The Notre Dame Fighting Irish enter their bye week at 2-5, looking for answers to their heap of problems.
But with one of the worst records in the entire Football Bowl Subdivision, solutions aren't so simple. Several issues are compounded with another mistake...and another...and so on.
This piece will highlight a few of Notre Dame's biggest problems, but it's not a comprehensive list of what the Fighting Irish need to address during the week off.
Like head coach Brian Kelly has said, it starts with the staff.
"We've got to do a better job coaching," he said following the loss to Michigan State, according to JJ Stankevitz of CSN Chicago. "That's on me, (it) starts with me."
However, the coaching struggles have mostly continued, and they flared up in a big way during the recent loss to Stanford. Kelly pulled quarterback DeShone Kizer from the game in hopes of a spark despite Kizer being the only offensive player actually producing.
Kizer threw his first interception where he still made the correct read. Equanimeous St. Brown had an inside release on a post route. Kizer was slightly late on the throw, and Quenton Meeks took advantage. During the next possession, Kizer launched an arm punt on fourth down because Hunter Bivin and Alex Bars whiffed on a double-team, allowing immediate pressure.

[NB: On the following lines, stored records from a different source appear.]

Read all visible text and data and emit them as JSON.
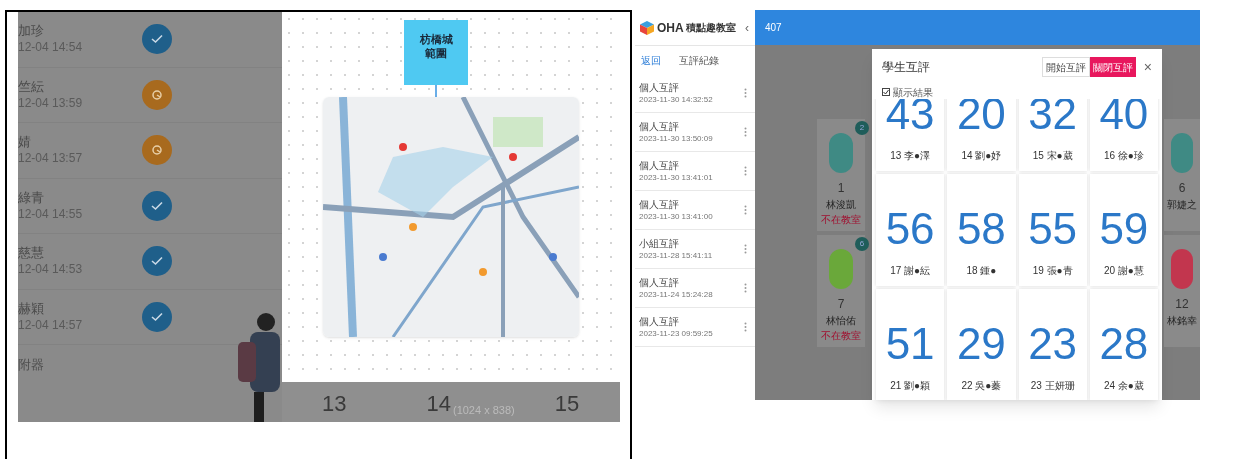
{
  "left_screen": {
    "rows": [
      {
        "name": "加珍",
        "time": "12-04 14:54",
        "kind": "done"
      },
      {
        "name": "竺紜",
        "time": "12-04 13:59",
        "kind": "pending"
      },
      {
        "name": "婧",
        "time": "12-04 13:57",
        "kind": "pending"
      },
      {
        "name": "綠青",
        "time": "12-04 14:55",
        "kind": "done"
      },
      {
        "name": "慈慧",
        "time": "12-04 14:53",
        "kind": "done"
      },
      {
        "name": "赫穎",
        "time": "12-04 14:57",
        "kind": "done"
      }
    ],
    "last_row": "附器",
    "sticky_note": "枋橋城範圍",
    "bottom_numbers": [
      "13",
      "14",
      "15"
    ],
    "image_size": "(1024 x 838)"
  },
  "right_screen": {
    "logo_mark": "OHA",
    "logo_text": "積點趣教室",
    "collapse": "‹",
    "back": "返回",
    "page_title": "互評紀錄",
    "records": [
      {
        "title": "個人互評",
        "time": "2023-11-30 14:32:52"
      },
      {
        "title": "個人互評",
        "time": "2023-11-30 13:50:09"
      },
      {
        "title": "個人互評",
        "time": "2023-11-30 13:41:01"
      },
      {
        "title": "個人互評",
        "time": "2023-11-30 13:41:00"
      },
      {
        "title": "小組互評",
        "time": "2023-11-28 15:41:11"
      },
      {
        "title": "個人互評",
        "time": "2023-11-24 15:24:28"
      },
      {
        "title": "個人互評",
        "time": "2023-11-23 09:59:25"
      }
    ],
    "class_name": "407",
    "left_cards": [
      {
        "badge": "2",
        "number": "1",
        "name": "林浚凱",
        "status": "不在教室",
        "color": "#3f8a84"
      },
      {
        "badge": "6",
        "number": "7",
        "name": "林怡佑",
        "status": "不在教室",
        "color": "#6aa83a"
      }
    ],
    "right_cards": [
      {
        "number": "6",
        "name": "郭婕之",
        "color": "#3f8a84"
      },
      {
        "number": "12",
        "name": "林銘幸",
        "color": "#c2364e"
      }
    ],
    "modal": {
      "title": "學生互評",
      "buttons": [
        {
          "label": "開始互評",
          "selected": false
        },
        {
          "label": "關閉互評",
          "selected": true
        }
      ],
      "close": "×",
      "show_results": {
        "label": "顯示結果",
        "checked": true
      },
      "scores": [
        {
          "score": "43",
          "name": "13 李●澤"
        },
        {
          "score": "20",
          "name": "14 劉●妤"
        },
        {
          "score": "32",
          "name": "15 宋●葳"
        },
        {
          "score": "40",
          "name": "16 徐●珍"
        },
        {
          "score": "56",
          "name": "17 謝●紜"
        },
        {
          "score": "58",
          "name": "18 鍾●"
        },
        {
          "score": "55",
          "name": "19 張●青"
        },
        {
          "score": "59",
          "name": "20 謝●慧"
        },
        {
          "score": "51",
          "name": "21 劉●穎"
        },
        {
          "score": "29",
          "name": "22 吳●蓁"
        },
        {
          "score": "23",
          "name": "23 王妍珊"
        },
        {
          "score": "28",
          "name": "24 余●葳"
        }
      ]
    }
  }
}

Bad plays? Sure. Worth getting pulled over? No way. Nevertheless, Kelly yanked Kizer and inserted Malik Zaire, who failed to pick up a first down on three drives and watched one terrible snap sail over his head, resulting in a safety.
Kizer wasn't perfect, but this season, he's had no other choice than to try to do everything for Notre Dame.

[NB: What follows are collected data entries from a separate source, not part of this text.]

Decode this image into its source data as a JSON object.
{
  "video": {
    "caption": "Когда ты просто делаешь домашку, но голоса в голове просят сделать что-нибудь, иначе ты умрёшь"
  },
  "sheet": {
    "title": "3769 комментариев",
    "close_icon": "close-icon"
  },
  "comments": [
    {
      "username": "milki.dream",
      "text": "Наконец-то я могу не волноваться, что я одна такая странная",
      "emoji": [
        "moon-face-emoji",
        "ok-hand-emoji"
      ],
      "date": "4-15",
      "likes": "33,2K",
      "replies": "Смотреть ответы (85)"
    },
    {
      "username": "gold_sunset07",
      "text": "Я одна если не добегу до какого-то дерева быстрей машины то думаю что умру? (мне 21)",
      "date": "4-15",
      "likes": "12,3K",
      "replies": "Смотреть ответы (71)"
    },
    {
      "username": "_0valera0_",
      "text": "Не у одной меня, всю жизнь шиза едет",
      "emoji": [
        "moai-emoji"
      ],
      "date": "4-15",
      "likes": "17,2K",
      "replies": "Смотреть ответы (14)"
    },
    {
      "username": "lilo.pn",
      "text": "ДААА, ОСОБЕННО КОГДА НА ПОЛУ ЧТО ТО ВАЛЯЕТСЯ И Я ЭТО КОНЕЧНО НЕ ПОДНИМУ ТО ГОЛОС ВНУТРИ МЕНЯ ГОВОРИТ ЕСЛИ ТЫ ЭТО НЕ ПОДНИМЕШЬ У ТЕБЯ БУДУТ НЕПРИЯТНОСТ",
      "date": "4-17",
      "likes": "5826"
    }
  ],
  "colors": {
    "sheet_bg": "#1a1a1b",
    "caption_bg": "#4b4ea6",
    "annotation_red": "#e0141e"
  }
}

Heading into the 2016 campaign, the offensive line was expected to be a strength. That hasn't been the case.
According to Football Outsiders, the Irish are averaging a meager 2.55 yards on standard-down runs, which ranks 114th out of 128 offenses Additionally, the 11.8 percent standard-down sack rate is the third-worst mark in the country.

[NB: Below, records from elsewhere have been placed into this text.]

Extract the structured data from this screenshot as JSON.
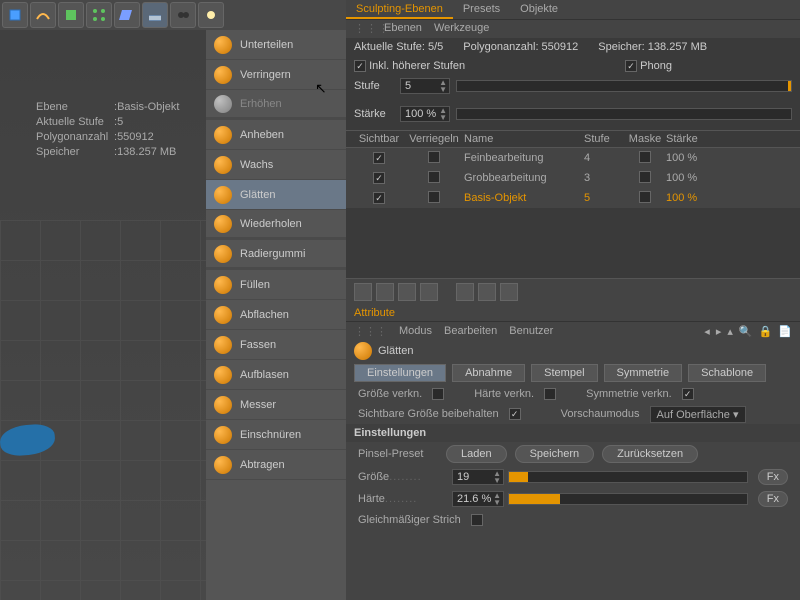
{
  "info": {
    "ebene_label": "Ebene",
    "ebene": "Basis-Objekt",
    "stufe_label": "Aktuelle Stufe",
    "stufe": "5",
    "poly_label": "Polygonanzahl",
    "poly": "550912",
    "mem_label": "Speicher",
    "mem": "138.257 MB"
  },
  "tools": [
    {
      "label": "Unterteilen"
    },
    {
      "label": "Verringern"
    },
    {
      "label": "Erhöhen"
    },
    {
      "label": "Anheben"
    },
    {
      "label": "Wachs"
    },
    {
      "label": "Glätten"
    },
    {
      "label": "Wiederholen"
    },
    {
      "label": "Radiergummi"
    },
    {
      "label": "Füllen"
    },
    {
      "label": "Abflachen"
    },
    {
      "label": "Fassen"
    },
    {
      "label": "Aufblasen"
    },
    {
      "label": "Messer"
    },
    {
      "label": "Einschnüren"
    },
    {
      "label": "Abtragen"
    }
  ],
  "main_tabs": {
    "t0": "Sculpting-Ebenen",
    "t1": "Presets",
    "t2": "Objekte"
  },
  "sub": {
    "s0": "Ebenen",
    "s1": "Werkzeuge"
  },
  "status": {
    "stufe": "Aktuelle Stufe: 5/5",
    "poly": "Polygonanzahl: 550912",
    "mem": "Speicher:  138.257 MB"
  },
  "checks": {
    "inkl": "Inkl. höherer Stufen",
    "phong": "Phong"
  },
  "level": {
    "label": "Stufe",
    "val": "5"
  },
  "strength": {
    "label": "Stärke",
    "val": "100 %"
  },
  "hdr": {
    "vis": "Sichtbar",
    "lock": "Verriegeln",
    "name": "Name",
    "lvl": "Stufe",
    "mask": "Maske",
    "str": "Stärke"
  },
  "layers": [
    {
      "name": "Feinbearbeitung",
      "lvl": "4",
      "str": "100 %"
    },
    {
      "name": "Grobbearbeitung",
      "lvl": "3",
      "str": "100 %"
    },
    {
      "name": "Basis-Objekt",
      "lvl": "5",
      "str": "100 %"
    }
  ],
  "attr": {
    "title": "Attribute",
    "menu": {
      "m0": "Modus",
      "m1": "Bearbeiten",
      "m2": "Benutzer"
    },
    "tool": "Glätten",
    "tabs": {
      "t0": "Einstellungen",
      "t1": "Abnahme",
      "t2": "Stempel",
      "t3": "Symmetrie",
      "t4": "Schablone"
    },
    "c1": "Größe verkn.",
    "c2": "Härte verkn.",
    "c3": "Symmetrie verkn.",
    "c4": "Sichtbare Größe beibehalten",
    "c5": "Vorschaumodus",
    "c5v": "Auf Oberfläche",
    "sec": "Einstellungen",
    "preset_label": "Pinsel-Preset",
    "b1": "Laden",
    "b2": "Speichern",
    "b3": "Zurücksetzen",
    "size_label": "Größe",
    "size": "19",
    "hard_label": "Härte",
    "hard": "21.6 %",
    "stroke": "Gleichmäßiger Strich",
    "fx": "Fx"
  }
}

Kizer being second on the team in rushing isn't necessarily a problem. Considering he's averaging 40.7 yards per game and is less than 20 yards behind the No. 1 runner (Josh Adams, 59.4), however, that's a major issue.
So not only does Kizer not have time to target a batch of young receivers, but the running game also isn't helping. Notre Dame shouldn't expect much more from a quarterback who has accounted for 71.1 percent of the team's offense.
And Kizer should be able to expect he'll stay in the game, but he can't.
On the other side of the ball, the Irish have showed a few promising signs since the dismissal of defensive coordinator Brian VanGorder. After an awful opening half against Syracuse, the unit has allowed 17 total points, which is both respectable and misleading.
Hurricane conditions stunted both Notre Dame and North Carolina State, while Stanford was without 2015 Heisman Trophy runner-up Christian McCaffrey. The Irish limited points, but the starting running backs for both teams averaged at least 5.5 yards per carry and helped seal the wins.
|Notre Dame Remaining Schedule|
|Nov. 19||Virginia Tech||4-2|
The run defense hasn't surrendered many big plays, so it's gone from "really bad" against Texas to "simply average." Although that may be encouraging for Fighting Irish fans, it's a problem that a mediocre run defense is the best part of the unit.
Shane Buechele (Texas), Tyler O'Connor (Michigan State) and Daniel Jones (Duke) picked apart Notre Dame's secondary. Each of those players is talented, but the trio hardly compares to what's coming next in Brad Kaaya (Miami), Jerod Evans (Virginia Tech) and Sam Darnold (USC).
The issues start up front but aren't limited to the pass rush. Only five teams have fewer than the Irish's six season sacks. While the lack of pressure doesn't help men in coverage, the secondary has the seventh-worst havoc rate, per Football Outsiders.
Mike Vorel of the South Bend Tribune noted Notre Dame had one sack during four games with VanGorder but already has five sacks in three games under Greg Hudson. If you're an Irish fan looking for a silver lining, that's probably a good one.
Although Notre Dame's championship dreams are a distant memory, a 4-1 finish followed by a bowl victory would provide a calm period in South Bend. But that's not going to happen without significant improvement during and after the bye week.